Но вот Курослепов ушел, и во дворе начинается обыкновенная, человеческая, простая жизнь. Из-под крыльца, где он прятался от хозяина, вылезает приказчик Гаврила (В. Орлов). В черной косоворотке и рабочей куртке, с хорошим, добрым лицом, он скорее похож на мастерового, чем на приказчика, каким мы обычно того представляем. Устроившись на ящике, Гаврила с упоением налаживает песню на гитаре. Музыка и стихи — его страсть, им он отдается с душой, с наслаждением. Слова его песни смешные и наивные, а мелодия веселая и свободная:

Ни папаши, ни мамаши
Дома нету никого…

Откуда взялась эта песня на курослеповском дворе? Откуда эти забавные и милые переборы звуков — будто свежим ветром потянуло с далеких полей… И если, пока сидел Курослепов на крыльце, все казалось здесь незыблемым в своей тупости и нелепости, то теперь от этой песни, от лица Гаврилы, от хитрых глаз дворника Силана (Н. Хмелев) появляется пока чуть заметное новое ощущение — чего-то человеческого, свободного. Каким-то удивительным путем (как опишешь эти пути эмоциональных впечатлений от искусства?) это ощущение связывается с чистотой высокого неба над курослеповским домом и разрывает атмосферу идиотской, тупой незыблемости и прочности, рожденную домом, крыльцом, забором и фигурами хозяев.

Этот момент можно и пропустить и не осмыслить в начале спектакля, ведь пропускали же многие критики не только его, а вообще все, что касается Гаврилы, Параши и их линии в спектакле. Но если вглядеться повнимательнее, станет понятно, что песня Гаврилы — это начало особой, большой темы спектакля, причудливо сплетающейся с его сатирическими образами.

Второе действие начинается с зябкого утра следующего дня. На сцене площадь на краю города, где город переходит в пустыри, а потом в поля и леса. С одной стороны площади — крыльцо дома городничего, с другой — каменный облупившийся сарай-тюрьма. Видимо, уже много лет, дружно делая одно дело, глядят друг другу в окна два соседа — тюрьма и дом городничего. На площади, прямо на земле спят просители, — они провели здесь ночь. Мостки ведут к реке с топкими берегами, а за рекой вид удивительный: поля, леса, болота, перелески — без конца и без краю земля, то черная, сырая, вспаханная полосами, уходящими за горизонт, то нетронутой зеленью исчезающая в тумане. Леса спускаются с обрывов, белеют вдали стены монастыря — не туда ли пойдет Параша, убежавшая из дома отца? И надо всем этим небо, 65 огромное небо, видное на много верст кругом. Кажется, что тучи собрались где-то в одном месте и там уже идет дождь, а рядом лучи солнца прорвались сквозь облака и полились на поля. Воистину удивительное сочетание представляет собой этот трогающий сердце каждого вид русской природы рядом с тюрьмой, часовым около нее и всей этой площадью, где через минуту начнется смешная и страшная беседа городничего с просителями.

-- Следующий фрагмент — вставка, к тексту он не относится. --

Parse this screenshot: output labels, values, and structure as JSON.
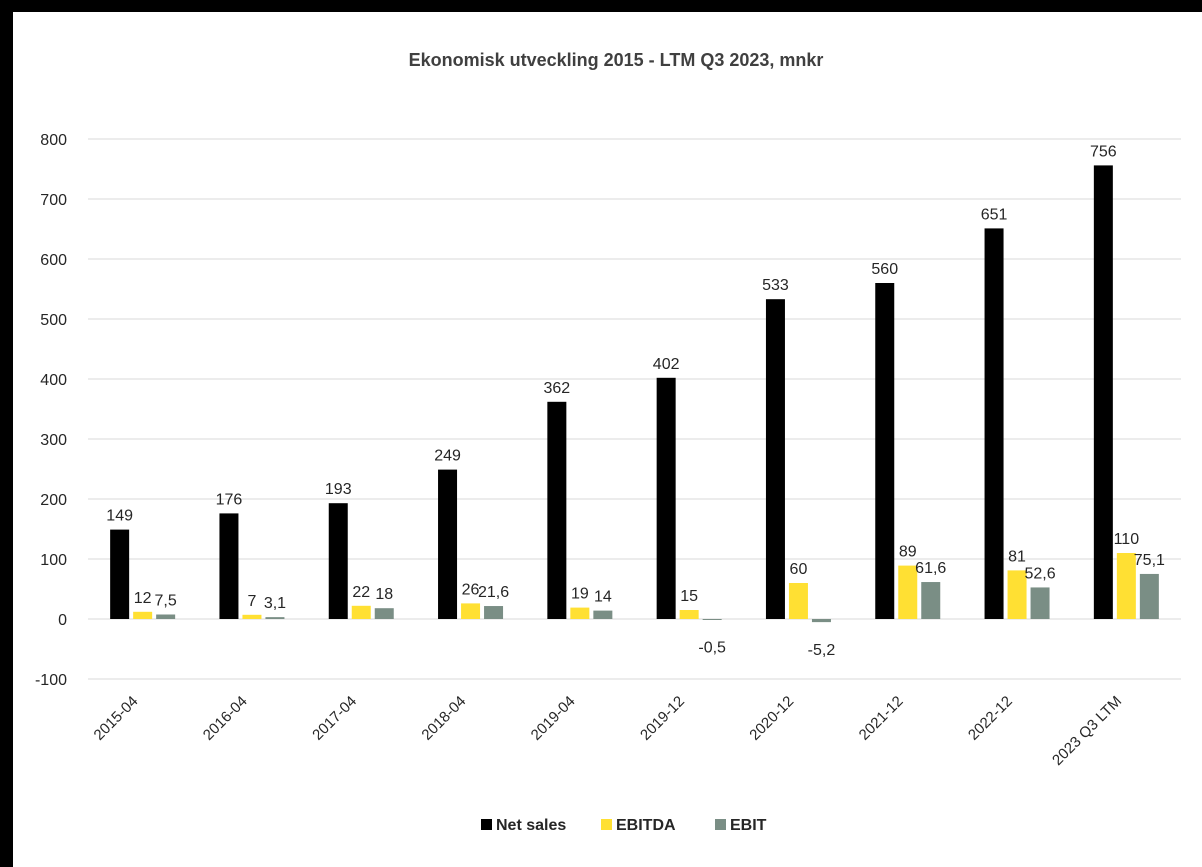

Сюда же на площадь прибегает Параша (К. Еланская) повидаться с сидящим в тюрьме Васей. И когда на площади появляется ее фигура в черном платье странницы, совсем по-иному начинает звучать этот русский пейзаж, и опять с новой силой вступает в спектакль поэтическая тема, возникшая в первом действии.

Из ворот тюрьмы вышли и прошли к реке два бледных и худых арестанта под конвоем. С ними выходит и Вася (В. Станицын). Параша бросается к Васе и, прежде чем обнять, кланяется ему в пояс.

— Теперь давай потолкуем о житье-то, Вася, голубчик, Вася! Больно тебя бить-то будут? — спрашивает Параша, прижимаясь к Василию, заглядывая ему в глаза.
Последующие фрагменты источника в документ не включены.